Around 0.0 No predictive relationship between the question score and the test score. The question probably needs removal or review. 0.0 to 0.19 Low correlation to total scores

0.20 to 0.29 Moderately sized correlation to total scores 0.30 to 0.44 Strong correlation to total scores Greater than

Very strong correlation to total scores

Information displayed for each outcome The Item Analysis report also lists each outcome for the question. Outcomes are created when you author the question. How many outcomes there are and what their meaning is depends on what is defined when authoring the question. In multiple choice questions, there is usually one outcome per answer choice. The following information is displayed for each outcome:

 The Outcome Name is the name or ID of the outcome. A row is also inserted for people who have Not Answered the question and for the TOTAL number of results by outcome. Outcome names are set in Question Manager, when you create the question.  Times Occurred is the number of times each outcome occurred. It's possible that in some questions, two or more outcomes can result and in this case, the total number of times the outcomes occurs may not be the same as the number of times the question was asked.  Proportion Selected is the proportion of participants selecting the outcome. This value varies from 0.00 to 1.00. This is sometimes called the P value for the outcome. If the P value for an incorrect outcome is high, this could mean some ambiguity in the choice associated with the outcome, or imply some other reason for investigating the question. And if the P value for an incorrect outcome is zero or close to zero, it may mean that the choice associated with the outcome is implausible.  Upper Group is the proportion of people in the top 27% by assessment score who choose this outcome. For example, a value of 0.75 would mean that three quarters of the top group of participants chose this outcome.  Lower Group is the proportion of people in the bottom 27% by assessment score who choose this outcome. For example, a value of 0.50 would mean that half the bottom group of participants chose this outcome.  Outcome Discrimination is a number from -1.0 to +1.0 that shows how performance by people in the high scoring and low scoring group varies or discriminates according to whether or not they choose this outcome.

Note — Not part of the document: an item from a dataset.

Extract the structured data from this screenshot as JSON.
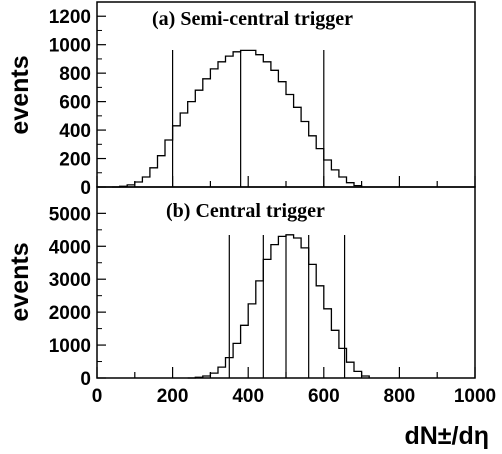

Correct outcomes should have positive outcome discrimination values and incorrect outcomes should have negative outcome discrimination values or values which are close to zero. If the outcome discrimination value is zero this indicates that the outcome did not provide any information for distinguishing or discriminating between the upper and lower scoring groups. If a question is mis-keyed or has some ambiguous elements which are identified by the higher scoring group but not by the lower scoring group, the outcome discrimination for one or more of the incorrect answer outcomes can be higher than the discrimination value for the correct outcome.

 The Outcome Correlation is a number from -1.0 to +1.0 that shows the point biserial correlation between choosing this outcome and the assessment score. If there is a single correct outcome, the outcome correlation for this correct outcome should be the same as the correlation for the question as a whole. The correlation for the incorrect outcomes should be negative or considerably lower than the correlation for the correct answer.

Other information At the foot of the report, the report shows the average Item Difficulty (P Value), Item Discrimination and Item Total Correlation across the assessment.

There are also histograms showing the distributions of the discriminations and correlation for different questions within the assessment. By examining the histogram, you can see at a glance how many questions fall into each category.

The following clarifications and notes apply to the data produced by this report.

 The report only applies to finished assessments. Results from unfinished assessments (where the final page was not seen) are ignored.  The report omits any questions in the assessment which are not scored, for example explanation questions or surveying questions which have a maximum score of 0 points.  Negative question scores are not meaningful in several of the statistics calculated. If any question has any negative scores, they are treated as zero for the purposes of this report.